At the same event, another European Parliament leader, Antonio Lopez-Isturiz,
rightly called Bannon “a dangerous
extremist” and a “disgraced ideologue”
trying to destroy the European Union with “cheap
nationalism.”
Bannon also
received a response in the Italian press.
“When sovereignists let themselves be
maneuvered from abroad,” read a headline Monday in Il Giornale, a
conservative newspaper, in a story raising serious skepticism about Italian
parties signing up with Bannon.
At the other
end of the political spectrum, the self-described “communist daily” Il Manifesto on Monday blasted
Bannon’s ideas about Europe as “a
simplistic re-reading of human society and of the last ten years of globalization.”
Bannon says
that: “The unusual coalition-of-extreme government in Italy shows that populists and nationalists on the left and the
right can put aside old dogma and govern together against immigration, for
strong borders and in the economic interests of middle-class and working-class
people.”
“If it works here, the revolution will spread,”
he says.
As he did in
the Italian TV interview, Bannon has run up against questions about fascism in
a nation with painful memories of it under Benito Mussolini. The questions are
mainly about whether nationalism and populism, if unchecked, can lead to
authoritarianism and suppression of political opposition as it was with Mussolini
In Rome, in a
tent filled to standing-room only, several hundred people cheered as Bannon
climbed to the stage and picked up a wireless microphone.
He fixed the
audience with a hard stare and his jaw muscles were visibly clenching. He then launched into a speech that sounded a
lot like a Trump rally speech, but it was tailored for an Italian audience.
He hammered
all his favorite phrases and themes: "Party
of Davos. Corporatist elites. Central bankers". The people who preach that “You’re all racists and xenophobes and
nativists. The same ones who caused the 2008 financial crisis, then bailed
themselves out at the expense of the working class.”
That of course, brought
big applause.
But Bannon was
just getting warmed up and was pacing the stage.

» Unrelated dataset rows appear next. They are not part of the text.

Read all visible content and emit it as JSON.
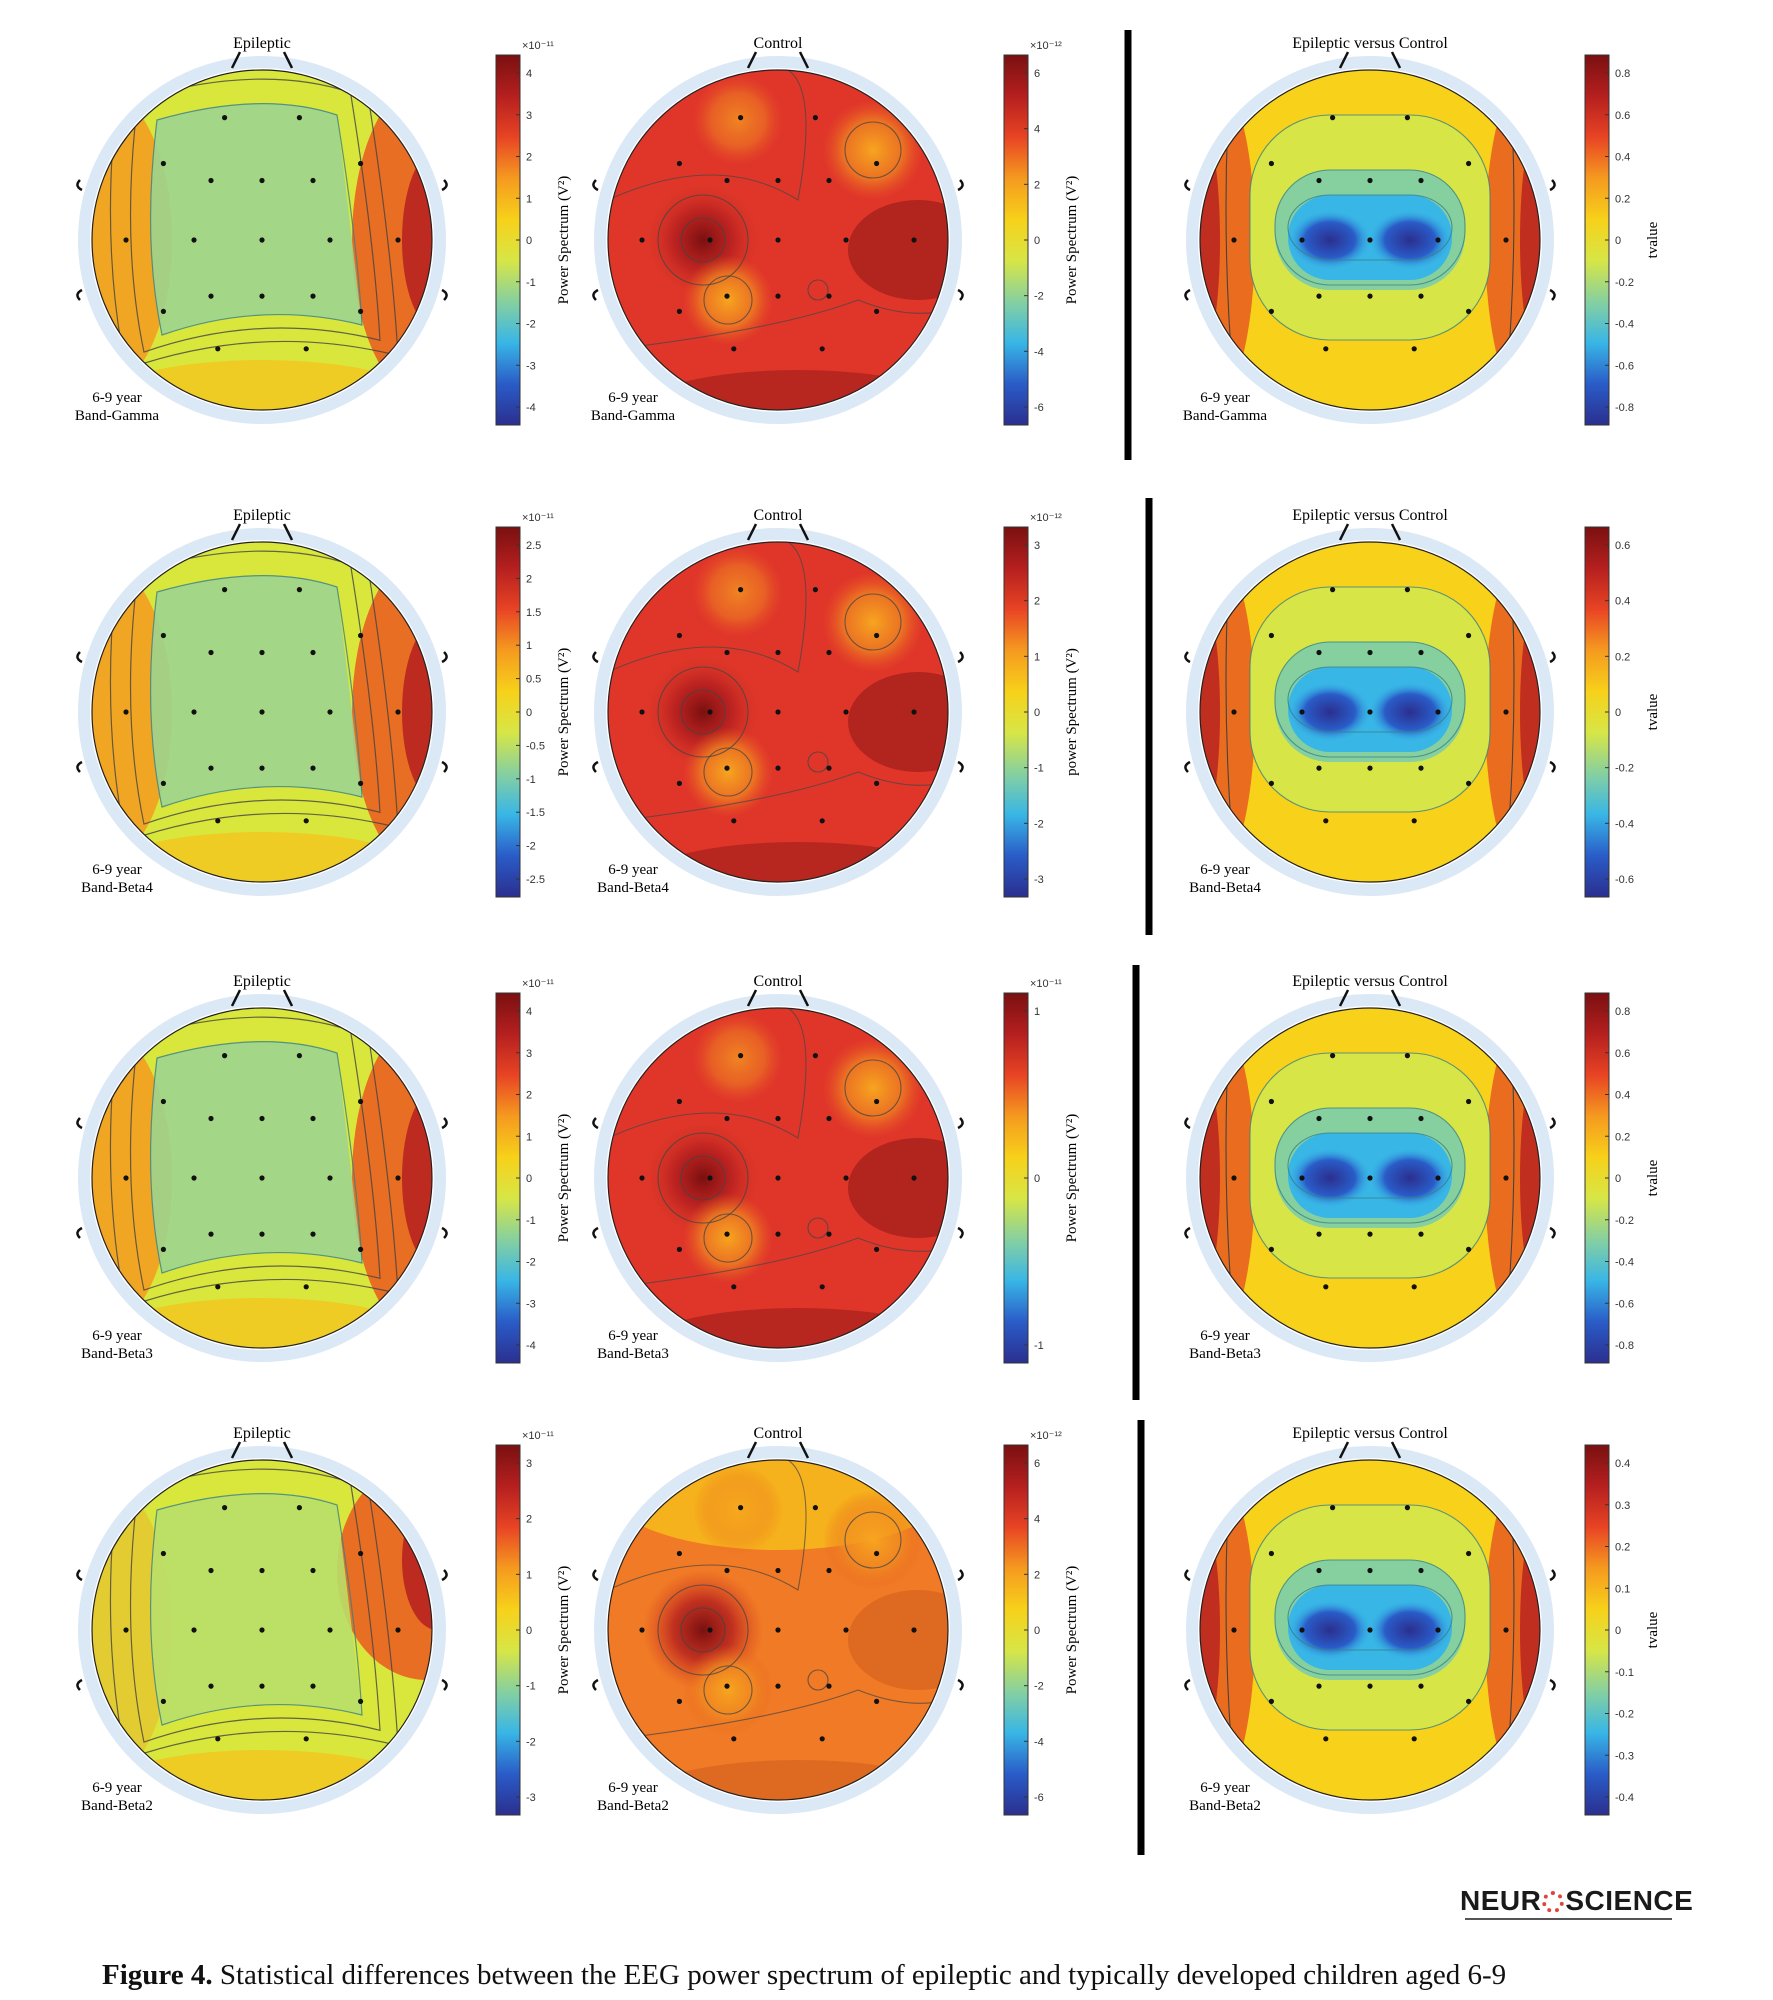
{
  "figure": {
    "caption_label": "Figure 4.",
    "caption_text": " Statistical differences between the EEG power spectrum of epileptic and typically developed children aged 6-9",
    "logo_text_left": "NEUR",
    "logo_text_right": "SCIENCE",
    "age_group": "6-9 year",
    "colormap": [
      "#2b2f8f",
      "#2a5cc8",
      "#38b6e6",
      "#86d0a0",
      "#d7e646",
      "#f7d11a",
      "#f59a1f",
      "#e84424",
      "#b51f1f",
      "#7a1010"
    ],
    "rows": [
      {
        "band": "Band-Gamma",
        "panels": [
          {
            "title": "Epileptic",
            "pattern": "epileptic",
            "cbar_label": "Power Spectrum (V²)",
            "exponent": "×10⁻¹¹",
            "ticks": [
              "4",
              "3",
              "2",
              "1",
              "0",
              "-1",
              "-2",
              "-3",
              "-4"
            ]
          },
          {
            "title": "Control",
            "pattern": "control",
            "cbar_label": "Power Spectrum (V²)",
            "exponent": "×10⁻¹²",
            "ticks": [
              "6",
              "4",
              "2",
              "0",
              "-2",
              "-4",
              "-6"
            ]
          },
          {
            "title": "Epileptic versus Control",
            "pattern": "tvalue",
            "cbar_label": "tvalue",
            "exponent": "",
            "ticks": [
              "0.8",
              "0.6",
              "0.4",
              "0.2",
              "0",
              "-0.2",
              "-0.4",
              "-0.6",
              "-0.8"
            ]
          }
        ]
      },
      {
        "band": "Band-Beta4",
        "panels": [
          {
            "title": "Epileptic",
            "pattern": "epileptic",
            "cbar_label": "Power Spectrum (V²)",
            "exponent": "×10⁻¹¹",
            "ticks": [
              "2.5",
              "2",
              "1.5",
              "1",
              "0.5",
              "0",
              "-0.5",
              "-1",
              "-1.5",
              "-2",
              "-2.5"
            ]
          },
          {
            "title": "Control",
            "pattern": "control",
            "cbar_label": "power Spectrum (V²)",
            "exponent": "×10⁻¹²",
            "ticks": [
              "3",
              "2",
              "1",
              "0",
              "-1",
              "-2",
              "-3"
            ]
          },
          {
            "title": "Epileptic versus Control",
            "pattern": "tvalue",
            "cbar_label": "tvalue",
            "exponent": "",
            "ticks": [
              "0.6",
              "0.4",
              "0.2",
              "0",
              "-0.2",
              "-0.4",
              "-0.6"
            ]
          }
        ]
      },
      {
        "band": "Band-Beta3",
        "panels": [
          {
            "title": "Epileptic",
            "pattern": "epileptic",
            "cbar_label": "Power Spectrum (V²)",
            "exponent": "×10⁻¹¹",
            "ticks": [
              "4",
              "3",
              "2",
              "1",
              "0",
              "-1",
              "-2",
              "-3",
              "-4"
            ]
          },
          {
            "title": "Control",
            "pattern": "control",
            "cbar_label": "Power Spectrum (V²)",
            "exponent": "×10⁻¹¹",
            "ticks": [
              "1",
              "0",
              "-1"
            ]
          },
          {
            "title": "Epileptic versus Control",
            "pattern": "tvalue",
            "cbar_label": "tvalue",
            "exponent": "",
            "ticks": [
              "0.8",
              "0.6",
              "0.4",
              "0.2",
              "0",
              "-0.2",
              "-0.4",
              "-0.6",
              "-0.8"
            ]
          }
        ]
      },
      {
        "band": "Band-Beta2",
        "panels": [
          {
            "title": "Epileptic",
            "pattern": "epileptic2",
            "cbar_label": "Power Spectrum (V²)",
            "exponent": "×10⁻¹¹",
            "ticks": [
              "3",
              "2",
              "1",
              "0",
              "-1",
              "-2",
              "-3"
            ]
          },
          {
            "title": "Control",
            "pattern": "control2",
            "cbar_label": "Power Spectrum (V²)",
            "exponent": "×10⁻¹²",
            "ticks": [
              "6",
              "4",
              "2",
              "0",
              "-2",
              "-4",
              "-6"
            ]
          },
          {
            "title": "Epileptic versus Control",
            "pattern": "tvalue",
            "cbar_label": "tvalue",
            "exponent": "",
            "ticks": [
              "0.4",
              "0.3",
              "0.2",
              "0.1",
              "0",
              "-0.1",
              "-0.2",
              "-0.3",
              "-0.4"
            ]
          }
        ]
      }
    ]
  }
}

“You are the backbone of society. You are the
glue,” he told them.
“The scientific, managerial, engineering,
financial, cultural elite detests you and everything you stand for,” he
warned. “And they will stop at nothing,
including targeting and destroying your leaders, including coming after you.”
And the crowd ate it up.
One attendee,
who asked not to be identified, said it was no surprise that Bannon was beloved
at a conference of far-right activists. “It’s
like you ask people to a party and then ask them if they like you,” she said.
Bannon took
questions, then was whisked back into the security bubble to sit for another
Italian TV interview, then another half-hour of questions from a couple of
dozen English-language reporters.
The emcee said the first question would go to CNN.
“Let’s start with the haters!” Bannon said, with a big smile toward the CNN reporter. He was apparently trying
to make a joke. But Bannon is, as is Trump today toward CNN, and later Bannon was back to bashing the “opposition party media” which is most of the mainstream media
except Fox.
Afterward, the
police and security guards led Bannon and his crew back to an awaiting
Mercedes, which was still surrounded by cameras.
Then the next
morning, the Bannon entourage would head for the airport. On the schedule: a
private jet to Prague for meetings, then on to Budapest for meetings over
dinner, then back to Rome after midnight.
Bannon is
attempting to spread the cancer that brought us Donald Trump. Based on the
reception he is getting, we may be in for another episode of what has brought us
the uprisings of the other authoritarian nations around the
globe.
It’s not very
pretty now, and it could get very ugly later on.